Primary Productivity Unlike primary production, Primary productivity is defined as the rate at which organic materials are used or stored. Primary production= amount Primary productivity= rate

Photosynthesis role Green plants obtain Carbon for carbohydrate synthesis from the carbon dioxide in the water or the air according to photosynthesis: 6CO2 + 6H2O  C6H12O6 + 6O2 The rate of carbon dioxide ultilization, the rate of formation of organic compounds, or the rate of oxygen production can be used as a basis for measuring primary productivity.
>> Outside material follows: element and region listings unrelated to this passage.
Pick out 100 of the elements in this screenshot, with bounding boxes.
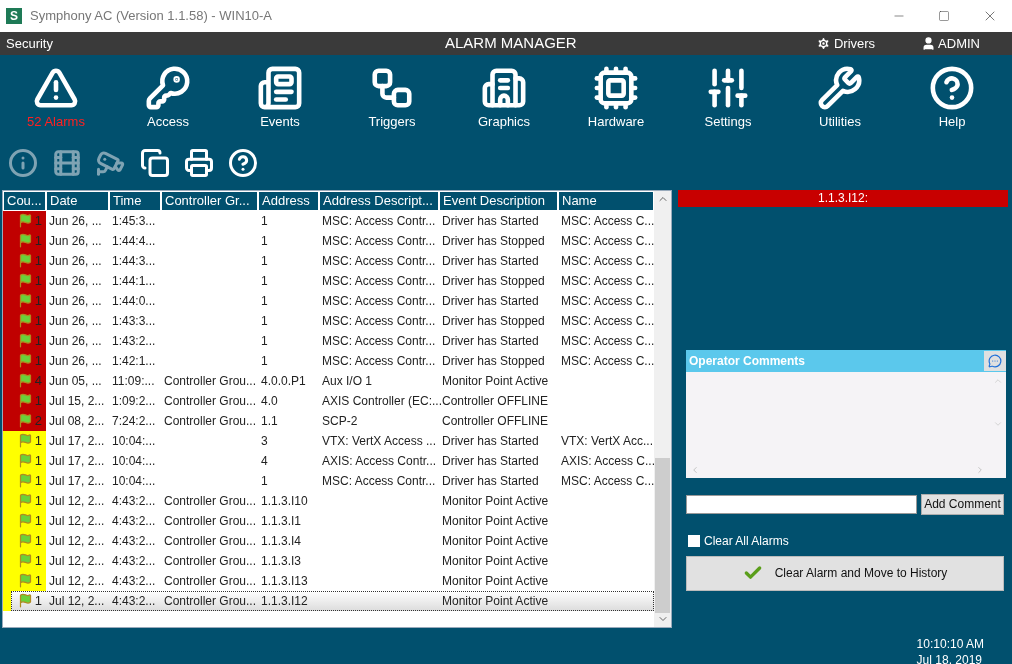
table-cell-text: 1 — [261, 292, 268, 310]
table-row[interactable]: 1 Jun 26, ... 1:42:1... 1 MSC: Access Contr... Driver has Stopped MSC: Access C... — [3, 350, 654, 371]
table-cell-text: Jul 12, 2... — [49, 532, 105, 550]
column-header[interactable]: Name — [558, 190, 654, 211]
table-cell-text: 4:43:2... — [112, 532, 156, 550]
clear-all-checkbox[interactable] — [688, 534, 700, 547]
table-cell-text: Jul 12, 2... — [49, 492, 105, 510]
comment-input[interactable] — [686, 494, 917, 514]
table-row[interactable]: 1 Jul 12, 2... 4:43:2... Controller Grou... 1.1.3.I10 Monitor Point Active — [3, 490, 654, 511]
count-text: 1 — [34, 471, 42, 490]
table-cell-text: 4:43:2... — [112, 572, 156, 590]
wrench-icon — [817, 65, 863, 111]
table-cell-text: MSC: Access C... — [561, 232, 655, 250]
column-header[interactable]: Address — [258, 190, 319, 211]
table-cell-text: AXIS Controller (EC:... — [322, 392, 443, 410]
table-row[interactable]: 1 Jun 26, ... 1:44:4... 1 MSC: Access Contr... Driver has Stopped MSC: Access C... — [3, 230, 654, 251]
security-menu[interactable]: Security — [6, 33, 53, 54]
nav-button[interactable]: Help — [896, 65, 1008, 132]
column-header[interactable]: Date — [46, 190, 109, 211]
table-cell-text: Jul 17, 2... — [49, 452, 105, 470]
scrollbar[interactable] — [654, 190, 671, 627]
column-header[interactable]: Address Descript... — [319, 190, 439, 211]
page-title: ALARM MANAGER — [445, 33, 577, 54]
maximize-icon[interactable] — [938, 10, 950, 22]
table-cell-text: 10:04:... — [112, 432, 156, 450]
table-row[interactable]: 2 Jul 08, 2... 7:24:2... Controller Grou... 1.1 SCP-2 Controller OFFLINE — [3, 410, 654, 431]
table-cell-text: Jul 08, 2... — [49, 412, 105, 430]
table-cell-text: Aux I/O 1 — [322, 372, 373, 390]
table-cell-text: 1 — [261, 212, 268, 230]
table-row[interactable]: 1 Jun 26, ... 1:44:1... 1 MSC: Access Contr... Driver has Stopped MSC: Access C... — [3, 270, 654, 291]
table-cell-text: Driver has Started — [442, 472, 539, 490]
table-cell-text: 1 — [261, 312, 268, 330]
table-row[interactable]: 1 Jul 17, 2... 10:04:... 4 AXIS: Access Contr... Driver has Started AXIS: Access C... — [3, 450, 654, 471]
windows-icon[interactable] — [140, 147, 170, 178]
table-cell-text: 1.1.3.I10 — [261, 492, 308, 510]
flag-icon — [17, 453, 33, 468]
help-icon[interactable] — [228, 147, 258, 178]
table-row[interactable]: 1 Jul 12, 2... 4:43:2... Controller Grou... 1.1.3.I13 Monitor Point Active — [3, 570, 654, 591]
count-text: 1 — [34, 251, 42, 270]
table-cell-text: MSC: Access C... — [561, 272, 655, 290]
table-row[interactable]: 1 Jun 26, ... 1:43:3... 1 MSC: Access Contr... Driver has Stopped MSC: Access C... — [3, 310, 654, 331]
table-cell-text: 1 — [261, 252, 268, 270]
table-cell-text: Driver has Stopped — [442, 232, 545, 250]
count-text: 4 — [34, 371, 42, 390]
table-cell-text: MSC: Access Contr... — [322, 332, 436, 350]
comment-icon-button[interactable] — [984, 350, 1006, 371]
table-row[interactable]: 1 Jun 26, ... 1:44:3... 1 MSC: Access Contr... Driver has Started MSC: Access C... — [3, 250, 654, 271]
table-cell-text: SCP-2 — [322, 412, 358, 430]
table-cell-text: 10:04:... — [112, 472, 156, 490]
print-icon[interactable] — [184, 147, 214, 178]
clear-alarm-button[interactable]: Clear Alarm and Move to History — [686, 555, 1004, 591]
nav-button[interactable]: Events — [224, 65, 336, 132]
scroll-thumb[interactable] — [655, 457, 670, 613]
warning-icon — [33, 65, 79, 111]
table-row[interactable]: 1 Jun 26, ... 1:45:3... 1 MSC: Access Contr... Driver has Started MSC: Access C... — [3, 210, 654, 231]
add-comment-button[interactable]: Add Comment — [921, 493, 1004, 515]
table-row[interactable]: 1 Jul 17, 2... 10:04:... 1 MSC: Access Contr... Driver has Started MSC: Access C... — [3, 470, 654, 491]
nav-button[interactable]: Graphics — [448, 65, 560, 132]
column-header[interactable]: Cou... — [3, 190, 46, 211]
column-header[interactable]: Controller Gr... — [161, 190, 258, 211]
table-row[interactable]: 4 Jun 05, ... 11:09:... Controller Grou... 4.0.0.P1 Aux I/O 1 Monitor Point Active — [3, 370, 654, 391]
nav-button[interactable]: Triggers — [336, 65, 448, 132]
table-cell-text: 4:43:2... — [112, 512, 156, 530]
table-cell-text: MSC: Access C... — [561, 252, 655, 270]
table-cell-text: Jun 26, ... — [49, 292, 102, 310]
flag-icon — [17, 593, 33, 608]
table-row[interactable]: 1 Jun 26, ... 1:43:2... 1 MSC: Access Contr... Driver has Started MSC: Access C... — [3, 330, 654, 351]
count-text: 1 — [34, 211, 42, 230]
count-text: 1 — [34, 311, 42, 330]
table-cell-text: MSC: Access Contr... — [322, 292, 436, 310]
table-row[interactable]: 1 Jul 15, 2... 1:09:2... Controller Grou... 4.0 AXIS Controller (EC:...Controller OFFLINE — [3, 390, 654, 411]
table-cell-text: 4:43:2... — [112, 592, 156, 610]
table-row[interactable]: 1 Jul 12, 2... 4:43:2... Controller Grou... 1.1.3.I4 Monitor Point Active — [3, 530, 654, 551]
table-row[interactable]: 1 Jul 12, 2... 4:43:2... Controller Grou... 1.1.3.I3 Monitor Point Active — [3, 550, 654, 571]
table-row[interactable]: 1 Jun 26, ... 1:44:0... 1 MSC: Access Contr... Driver has Started MSC: Access C... — [3, 290, 654, 311]
drivers-button[interactable]: Drivers — [815, 33, 876, 54]
table-cell-text: 1:44:3... — [112, 252, 156, 270]
nav-button[interactable]: Settings — [672, 65, 784, 132]
table-cell-text: Jun 26, ... — [49, 272, 102, 290]
table-cell-text: Controller Grou... — [164, 532, 257, 550]
nav-button[interactable]: Utilities — [784, 65, 896, 132]
table-cell-text: Jun 26, ... — [49, 212, 102, 230]
user-button[interactable]: ADMIN — [921, 33, 980, 54]
table-cell-text: 1.1.3.I12 — [261, 592, 308, 610]
count-text: 1 — [34, 531, 42, 550]
table-cell-text: 1:44:4... — [112, 232, 156, 250]
table-cell-text: 3 — [261, 432, 268, 450]
table-row[interactable]: 1 Jul 12, 2... 4:43:2... Controller Grou... 1.1.3.I1 Monitor Point Active — [3, 510, 654, 531]
table-row[interactable]: 1 Jul 12, 2... 4:43:2... Controller Grou... 1.1.3.I12 Monitor Point Active — [11, 590, 654, 611]
column-header[interactable]: Event Description — [439, 190, 558, 211]
column-header[interactable]: Time — [109, 190, 161, 211]
table-row[interactable]: 1 Jul 17, 2... 10:04:... 3 VTX: VertX Access ... Driver has Started VTX: VertX Acc... — [3, 430, 654, 451]
nav-button[interactable]: Hardware — [560, 65, 672, 132]
table-cell-text: 7:24:2... — [112, 412, 156, 430]
nav-button[interactable]: Access — [112, 65, 224, 132]
key-icon — [145, 65, 191, 111]
table-cell-text: Jun 26, ... — [49, 252, 102, 270]
table-cell-text: Controller Grou... — [164, 512, 257, 530]
table-cell-text: MSC: Access C... — [561, 292, 655, 310]
table-cell-text: Controller OFFLINE — [442, 412, 549, 430]
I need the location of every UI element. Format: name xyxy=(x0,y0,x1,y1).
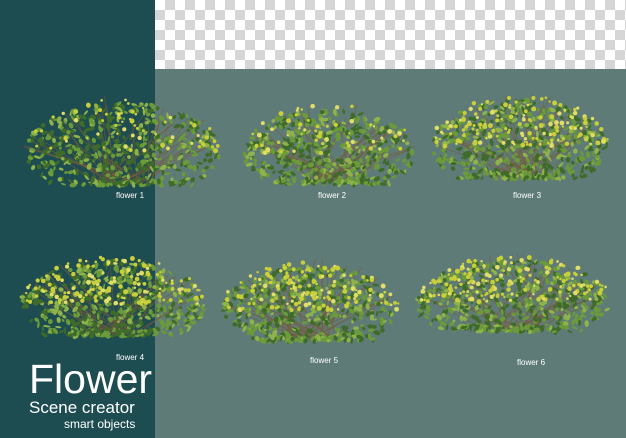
flower-5-shrub xyxy=(221,258,400,345)
brand-tagline: smart objects xyxy=(64,417,136,431)
flower-1-shrub xyxy=(23,96,221,188)
flower-4-shrub xyxy=(19,255,206,340)
flower-3-shrub xyxy=(432,94,609,182)
flower-2-shrub xyxy=(242,103,416,188)
flower-1-label: flower 1 xyxy=(116,191,145,200)
brand-subtitle: Scene creator xyxy=(29,398,135,417)
brand-title: Flower xyxy=(29,356,153,402)
flower-2-label: flower 2 xyxy=(318,191,347,200)
transparency-checkerboard xyxy=(155,0,626,69)
flower-6-shrub xyxy=(415,253,610,335)
flower-3-label: flower 3 xyxy=(513,191,542,200)
flower-5-label: flower 5 xyxy=(310,356,339,365)
flower-6-label: flower 6 xyxy=(517,358,546,367)
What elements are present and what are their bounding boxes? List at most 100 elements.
Oxygen Production The measure of oxygen production over time provides a means of calculating the amount of carbon that has been bound in organic compounds over a period of time. Each milliliter of oxygen produced is approximately 0.536 milligrams of carbon being assimilated.

How do we measure O2 Production? Light and Dark Bottle Method DO concentrations of water samples are compared before or after incubation in light or darkness. The difference between the measurements of DO in the initial and dark bottles is an indication of the amount of O2 being consumed in respiration by the organisms in the bottle

Gross vs. Net Primary Production Gross Primary Production (GPP)- the amount of energy from light converted to the chemical energy of organic molecules per unit time Net Primary Production (NPP)- gross primary production minus the energy used by the primary producers for their autotrophic respiration (Ra) NPP= GPP – Ra To ecologists, NPP is key because it represents the storage of chemical energy that will be available to consumers in an ecosystem

Net Productivity In the bottles exposed to light, photosynthesis and respiration are occuring Net Productivity- The change over time in DO concentration from the initial concentrations

How does this apply to life? Think- Pair- Share Activity  At what time of day would gross productivity be the highest in a eutrophic lake? Justify your answer

Summary DO can be a measure of productivity and health of a body of water The higher the DO, the higher the productivity of a body of water Photosynthesis raises the amount of organic compounds being reduced therefore raising the DO levels

Exit Slip Knowing what you know about photosynthesis, DO levels and productivity, predict what the graph of productivity levels may look like on a cloudy day Justify your answer How would it compare to a sunny day? What factors are involved?